My 2.5-minute music video incorporates time-lapse and still images of the fine display of Northern Lights seen from Alberta – indeed from most of northern and western North America – on the night of September 27/28, 2017.
It is rendered in 4K resolution.
The video uses time-lapse clips shot looking north, straight up to the zenith, and south. The exposures are mostly about 2 seconds at ISO 6400, with an interval of 1 second, to freeze the fast motion as much as possible.
The zenith and south displays were post-sub-storm flickering or flaming type auroras, with patches of sky pulsing off and on so rapidly only real-time video could accurately capture the scene. However, the fast cadence time-lapses do portray much of the effect of large patches of the sky turning on and off.

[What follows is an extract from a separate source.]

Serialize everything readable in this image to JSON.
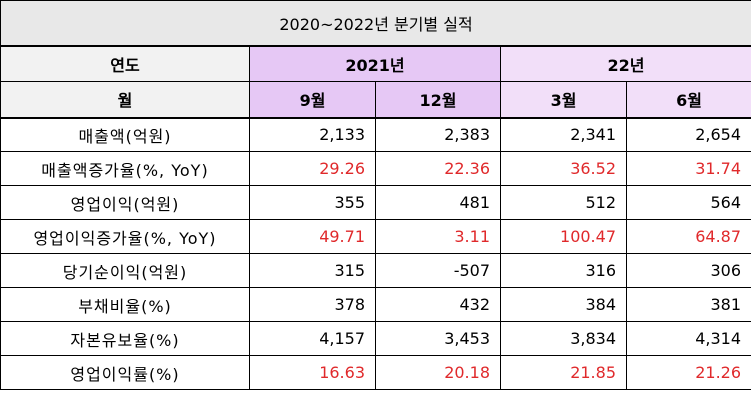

The still-image panorama I zoom out to is a 360° scene of the infamous “Steve” arc, an isolated arc that often appears equator-ward of the main auroral oval and usually only when the main oval activity has subsided. This night the Steve arc appeared for only about 20 minutes before he faded and the main display picked up again, moving overhead.
The order in which I show the clips is the order in which I shot them.
All were shot from home in southern Alberta, with a Nikon D750 camera and Sigma 14mm Art lens at f/1.8 for most images.
Processing was with Adobe Camera Raw and LRTimelapse, an essential tool in this case to handle the changes in brightness of the aurora in the first sequence.